While the capital of Germany is at the opposite end of the country from Stuttgart, I did notice one particular cultural detail which, one would assume, is nationwide in it’s influence.

Despite being a happily and faithfully married man, it was still somewhat difficult for me NOT to notice - when utilising the toilet facilities of the various Cat Stevens-playing bars my good lady wife and I took the time to visit - the name of the most popular brand of condom filling those much maligned dispensers in the Little Herren’s Room.

A jaunty cartoon of a cheery pink prophylactic, complete with arms, legs and cheery smile, waved his little rubber arms under an equally garish rendering of the phrase “Billy Boy”. I looked once, slyly. I looked for a second time, amazedly - and a third glance confirmed that, yes indeed, In Germany, the nickname oft applied to ourselves as Gers fans - BY ourselves - is the name of a major brand of condoms. Needless to say - I missed the urinal.

So, as if last night’s result wasn’t bad enough, I just hope to hell none of the home fans in the Gottlieb Daimler could discern the lyrics of a song from the away corner. Hullo, Hullo - we are the Durex boys. Just doesn’t have the same ring to it. Particularly ironic also when we remember just how little protection Mozza Roass and Vanoli were able to provide Stefan Klos at the goal.

In fact, that’s a point: Stefan Klos! Christian Nerlinger … Jorg Albertz!! Have they never thought to tell us! All our German players have shunned a responsibility here. Every time Ibrox works itself into a choral frenzy they must have thought, particularly as their ears became more accustomed to the nuances of Glaswegian-Scottish-English, “what the hell are these people talking about? Why are they so eager to boast about being CONDOMS??!! Just what exactly is it they’re “up to their knees in” then?? Ich nicht want to know!”

I mean, we’ve played more teams from Germany than anywhere else in Europe down the years so every time our punters let rip in Moenchengladbach, Munich, or Berlin (the song wasn’t invented when we played Vorwarts … was it??!!), the home fans would have been pi**ing themselves.

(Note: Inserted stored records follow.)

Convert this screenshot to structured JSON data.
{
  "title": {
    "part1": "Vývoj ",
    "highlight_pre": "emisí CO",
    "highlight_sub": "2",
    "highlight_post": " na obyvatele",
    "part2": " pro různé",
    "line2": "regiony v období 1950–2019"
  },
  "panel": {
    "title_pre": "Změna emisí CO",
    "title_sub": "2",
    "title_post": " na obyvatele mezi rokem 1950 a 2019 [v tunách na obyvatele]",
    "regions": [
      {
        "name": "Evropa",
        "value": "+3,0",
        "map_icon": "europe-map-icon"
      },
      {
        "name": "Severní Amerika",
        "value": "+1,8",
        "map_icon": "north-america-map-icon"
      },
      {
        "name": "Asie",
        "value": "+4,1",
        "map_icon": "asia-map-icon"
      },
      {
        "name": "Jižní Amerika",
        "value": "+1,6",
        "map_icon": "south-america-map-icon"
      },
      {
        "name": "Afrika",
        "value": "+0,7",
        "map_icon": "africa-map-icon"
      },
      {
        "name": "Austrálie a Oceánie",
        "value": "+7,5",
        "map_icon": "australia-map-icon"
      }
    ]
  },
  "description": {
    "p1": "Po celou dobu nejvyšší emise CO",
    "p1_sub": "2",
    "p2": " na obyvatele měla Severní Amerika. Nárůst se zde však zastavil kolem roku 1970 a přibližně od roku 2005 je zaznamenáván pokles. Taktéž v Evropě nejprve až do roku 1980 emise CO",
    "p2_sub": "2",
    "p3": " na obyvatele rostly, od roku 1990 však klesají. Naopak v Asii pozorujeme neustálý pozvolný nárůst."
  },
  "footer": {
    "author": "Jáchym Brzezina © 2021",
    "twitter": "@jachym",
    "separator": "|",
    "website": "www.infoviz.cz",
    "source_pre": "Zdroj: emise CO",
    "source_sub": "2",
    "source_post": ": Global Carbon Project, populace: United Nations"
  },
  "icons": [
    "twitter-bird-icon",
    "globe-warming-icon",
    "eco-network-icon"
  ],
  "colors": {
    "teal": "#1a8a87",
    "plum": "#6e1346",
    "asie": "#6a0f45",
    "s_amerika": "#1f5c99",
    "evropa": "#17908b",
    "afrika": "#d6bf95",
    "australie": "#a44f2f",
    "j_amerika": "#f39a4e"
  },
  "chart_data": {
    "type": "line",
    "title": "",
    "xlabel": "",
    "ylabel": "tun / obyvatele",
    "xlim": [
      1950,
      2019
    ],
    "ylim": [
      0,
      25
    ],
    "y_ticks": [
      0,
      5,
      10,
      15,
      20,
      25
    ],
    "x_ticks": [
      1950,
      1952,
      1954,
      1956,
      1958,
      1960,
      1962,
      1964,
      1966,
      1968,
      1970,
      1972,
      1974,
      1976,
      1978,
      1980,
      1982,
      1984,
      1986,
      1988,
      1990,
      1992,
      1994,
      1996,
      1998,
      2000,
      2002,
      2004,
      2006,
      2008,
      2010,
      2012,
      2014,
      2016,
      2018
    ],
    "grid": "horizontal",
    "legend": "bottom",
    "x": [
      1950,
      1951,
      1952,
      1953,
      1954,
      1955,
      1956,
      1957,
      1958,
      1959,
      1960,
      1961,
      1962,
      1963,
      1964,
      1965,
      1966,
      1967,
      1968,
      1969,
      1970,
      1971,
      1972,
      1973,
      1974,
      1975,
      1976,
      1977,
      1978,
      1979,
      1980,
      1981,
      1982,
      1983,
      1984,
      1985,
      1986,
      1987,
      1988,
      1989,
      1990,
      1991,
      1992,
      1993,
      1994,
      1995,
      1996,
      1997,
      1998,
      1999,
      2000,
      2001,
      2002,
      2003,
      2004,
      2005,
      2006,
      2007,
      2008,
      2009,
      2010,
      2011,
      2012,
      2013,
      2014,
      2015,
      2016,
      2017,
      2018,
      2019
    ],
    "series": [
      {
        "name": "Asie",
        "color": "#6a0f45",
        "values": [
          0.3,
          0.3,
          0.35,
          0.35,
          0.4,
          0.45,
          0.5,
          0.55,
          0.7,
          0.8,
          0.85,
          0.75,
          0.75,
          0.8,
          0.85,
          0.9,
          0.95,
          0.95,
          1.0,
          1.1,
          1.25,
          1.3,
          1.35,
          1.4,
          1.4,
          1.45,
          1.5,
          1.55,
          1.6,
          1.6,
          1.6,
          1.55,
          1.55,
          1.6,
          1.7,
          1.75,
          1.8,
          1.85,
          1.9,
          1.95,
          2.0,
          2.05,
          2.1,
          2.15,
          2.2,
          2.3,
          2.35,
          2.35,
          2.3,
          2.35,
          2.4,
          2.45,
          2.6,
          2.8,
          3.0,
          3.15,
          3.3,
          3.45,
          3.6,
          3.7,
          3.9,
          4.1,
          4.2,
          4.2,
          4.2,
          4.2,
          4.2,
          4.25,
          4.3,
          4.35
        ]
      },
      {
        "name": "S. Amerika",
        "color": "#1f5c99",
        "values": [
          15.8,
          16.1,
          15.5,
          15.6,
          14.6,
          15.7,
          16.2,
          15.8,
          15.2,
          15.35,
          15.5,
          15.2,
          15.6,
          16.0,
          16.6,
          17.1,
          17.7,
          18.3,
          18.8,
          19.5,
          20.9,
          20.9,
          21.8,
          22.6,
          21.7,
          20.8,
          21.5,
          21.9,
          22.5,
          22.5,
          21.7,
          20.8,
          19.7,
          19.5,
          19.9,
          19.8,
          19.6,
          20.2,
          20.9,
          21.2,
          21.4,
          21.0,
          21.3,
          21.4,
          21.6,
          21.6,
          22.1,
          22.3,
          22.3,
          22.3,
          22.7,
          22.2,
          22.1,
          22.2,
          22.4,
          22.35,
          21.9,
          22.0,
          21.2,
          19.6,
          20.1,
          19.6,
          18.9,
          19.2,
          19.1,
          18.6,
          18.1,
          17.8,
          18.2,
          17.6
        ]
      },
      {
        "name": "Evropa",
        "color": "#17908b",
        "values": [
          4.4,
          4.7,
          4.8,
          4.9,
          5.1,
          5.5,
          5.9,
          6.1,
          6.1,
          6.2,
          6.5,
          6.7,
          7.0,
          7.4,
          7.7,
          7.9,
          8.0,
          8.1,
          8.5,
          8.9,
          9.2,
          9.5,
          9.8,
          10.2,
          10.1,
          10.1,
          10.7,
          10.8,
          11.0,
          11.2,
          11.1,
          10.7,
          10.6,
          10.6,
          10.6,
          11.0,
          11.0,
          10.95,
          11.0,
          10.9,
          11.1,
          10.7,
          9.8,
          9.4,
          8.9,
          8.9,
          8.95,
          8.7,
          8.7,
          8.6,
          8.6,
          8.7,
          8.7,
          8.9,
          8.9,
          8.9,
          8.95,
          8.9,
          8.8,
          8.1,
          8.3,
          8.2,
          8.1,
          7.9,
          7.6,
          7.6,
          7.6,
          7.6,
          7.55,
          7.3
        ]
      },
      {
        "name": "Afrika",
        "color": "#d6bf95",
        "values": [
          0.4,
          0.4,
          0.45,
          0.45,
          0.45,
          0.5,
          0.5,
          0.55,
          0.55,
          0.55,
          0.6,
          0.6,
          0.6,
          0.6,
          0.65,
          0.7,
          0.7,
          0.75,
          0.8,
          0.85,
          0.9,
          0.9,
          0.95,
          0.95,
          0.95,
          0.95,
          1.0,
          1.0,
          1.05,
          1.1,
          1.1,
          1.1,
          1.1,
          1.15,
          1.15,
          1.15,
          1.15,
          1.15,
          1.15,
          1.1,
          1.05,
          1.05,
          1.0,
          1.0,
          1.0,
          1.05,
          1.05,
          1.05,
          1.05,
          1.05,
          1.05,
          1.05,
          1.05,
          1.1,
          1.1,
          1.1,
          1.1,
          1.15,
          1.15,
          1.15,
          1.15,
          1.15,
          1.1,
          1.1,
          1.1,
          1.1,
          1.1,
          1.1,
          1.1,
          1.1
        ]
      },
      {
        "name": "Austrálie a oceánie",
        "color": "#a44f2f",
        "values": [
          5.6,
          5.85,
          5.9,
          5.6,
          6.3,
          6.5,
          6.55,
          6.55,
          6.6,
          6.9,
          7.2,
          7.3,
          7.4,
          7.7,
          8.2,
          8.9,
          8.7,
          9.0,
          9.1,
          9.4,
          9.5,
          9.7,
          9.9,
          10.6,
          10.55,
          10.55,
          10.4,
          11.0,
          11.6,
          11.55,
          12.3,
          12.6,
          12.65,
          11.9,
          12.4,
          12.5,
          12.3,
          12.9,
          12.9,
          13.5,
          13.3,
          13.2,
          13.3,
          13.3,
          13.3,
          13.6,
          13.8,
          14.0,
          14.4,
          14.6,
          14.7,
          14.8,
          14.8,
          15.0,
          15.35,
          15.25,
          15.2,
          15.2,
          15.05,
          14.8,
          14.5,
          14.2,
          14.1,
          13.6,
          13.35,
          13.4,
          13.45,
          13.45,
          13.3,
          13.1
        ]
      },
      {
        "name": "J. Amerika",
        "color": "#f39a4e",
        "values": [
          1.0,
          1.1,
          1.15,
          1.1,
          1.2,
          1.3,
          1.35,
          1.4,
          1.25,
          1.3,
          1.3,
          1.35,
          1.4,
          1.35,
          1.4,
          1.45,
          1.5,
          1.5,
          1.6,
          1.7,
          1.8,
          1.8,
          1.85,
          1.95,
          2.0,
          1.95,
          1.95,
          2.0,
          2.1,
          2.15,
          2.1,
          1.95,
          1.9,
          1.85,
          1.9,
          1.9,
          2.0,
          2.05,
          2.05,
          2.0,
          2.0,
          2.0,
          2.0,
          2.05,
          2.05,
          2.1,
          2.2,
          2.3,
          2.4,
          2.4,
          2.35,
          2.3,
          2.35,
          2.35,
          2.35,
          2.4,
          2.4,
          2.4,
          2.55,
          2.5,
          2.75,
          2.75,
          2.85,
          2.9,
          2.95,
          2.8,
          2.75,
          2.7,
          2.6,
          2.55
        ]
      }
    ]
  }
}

Oh god - the embarassment. Kaiserslautern, Leverkusen, Dusseldorf - sheeezus - the German crowds must have been asking themselves “What is it their fathers wore?!!”, “What’s that? - ‘ with heart in hand and sword and SHEATH ‘??” “I don’t know who Old Derry is and I really don’t care if he is or isn’t guarding his balls!!” “What are they singing now? -’ We are Rangers, super Rangers … ribbed for her pleasure, we don’t care’?”

Cologne … Dortmund … Och, naw! We even played a European final in Nuremberg!! Oh sod it - I’m not thinking about this anymore. Yes, troops, I’m just gonnae rubber it. Who mentioned Jerry Helmets?